I started to pay down our debt aggressively and paid off our commercial debt in mid 2019. We were spending 60% of our salaries on paying down debt.
Then, I decided that we would focus on our retirement funds. We increased my husband’s retirement contributions since his company has an amazing match. Also, we started to contribute the maximum annual amount to his HSA and Dependent Care plan.
In September of 2019, my husband’s sister passed away at the age of 33 leaving behind her husband and small child. This was shattering to our family.
Her death taught me that life is precious and it is so important to live a life of meaning. It also helped me to realign my values. I started to buy my time back in small ways, such as not cooking everything from scratch and even hiring someone to clean my house.
Money can buy you the time you need to live your life. I wanted to pay down my student loan debt as fast as possible, but I don’t want to sacrifice the time I have with my husband and children.

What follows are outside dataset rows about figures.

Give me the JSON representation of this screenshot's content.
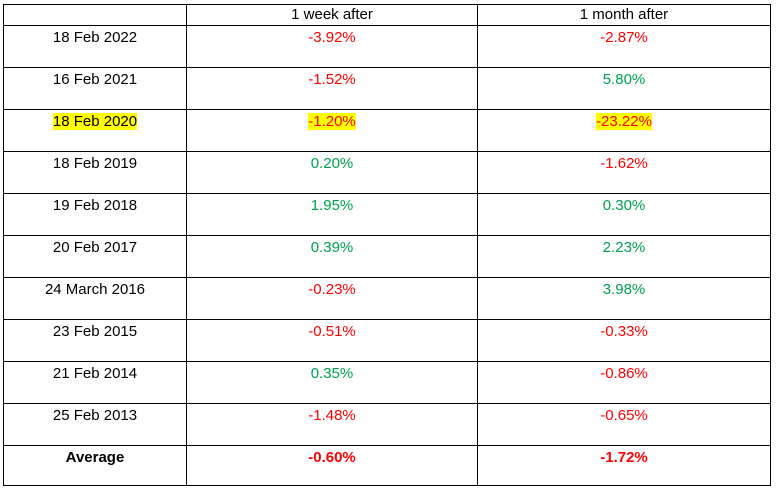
{
  "table": {
    "headers": [
      "",
      "1 week after",
      "1 month after"
    ],
    "rows": [
      {
        "date": "18 Feb 2022",
        "week": "-3.92%",
        "month": "-2.87%"
      },
      {
        "date": "16 Feb 2021",
        "week": "-1.52%",
        "month": "5.80%"
      },
      {
        "date": "18 Feb 2020",
        "week": "-1.20%",
        "month": "-23.22%"
      },
      {
        "date": "18 Feb 2019",
        "week": "0.20%",
        "month": "-1.62%"
      },
      {
        "date": "19 Feb 2018",
        "week": "1.95%",
        "month": "0.30%"
      },
      {
        "date": "20 Feb 2017",
        "week": "0.39%",
        "month": "2.23%"
      },
      {
        "date": "24 March 2016",
        "week": "-0.23%",
        "month": "3.98%"
      },
      {
        "date": "23 Feb 2015",
        "week": "-0.51%",
        "month": "-0.33%"
      },
      {
        "date": "21 Feb 2014",
        "week": "0.35%",
        "month": "-0.86%"
      },
      {
        "date": "25 Feb 2013",
        "week": "-1.48%",
        "month": "-0.65%"
      }
    ],
    "average": {
      "label": "Average",
      "week": "-0.60%",
      "month": "-1.72%"
    }
  },
  "colors": {
    "negative": "#ff0000",
    "positive": "#00a04e",
    "highlight": "#ffff00"
  }
}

We shifted focus from student loan debt repayment to saving a six month emergency fund after her passing, and started to save money to move to the low cost of living area his sister’s family lives. Being closer to family is important to us.
Staying on Track Financially
Now that we have saved our six month emergency fund we are paying down our student loans. If we stay on track we will have mine paid off at the end of 2021. Being flexible with this target date is necessary, because we may move before that time if it feels right. Also, life happens.
Once we have the student loans paid off, we will max out our retirement contributions for the year and then save the excess in a high interest savings account. I currently use Wealthfront for my six month emergency fund.
The passive income stream I am currently working on is my Etsy side hustle. It has been such a fun way to make an extra $500 a month!
My goal is to retire before I am 50 years old. I am keeping my eye on the prize! Develop a strategy to budget, pay off debt, and then make your money work for you! Early retirement isn’t a dream reserved only for the rich. According to the book, “The Millionaire Next Door,” 80% of millionaires started with nothing.
Join me as I budget to financial independence and reach FIRE!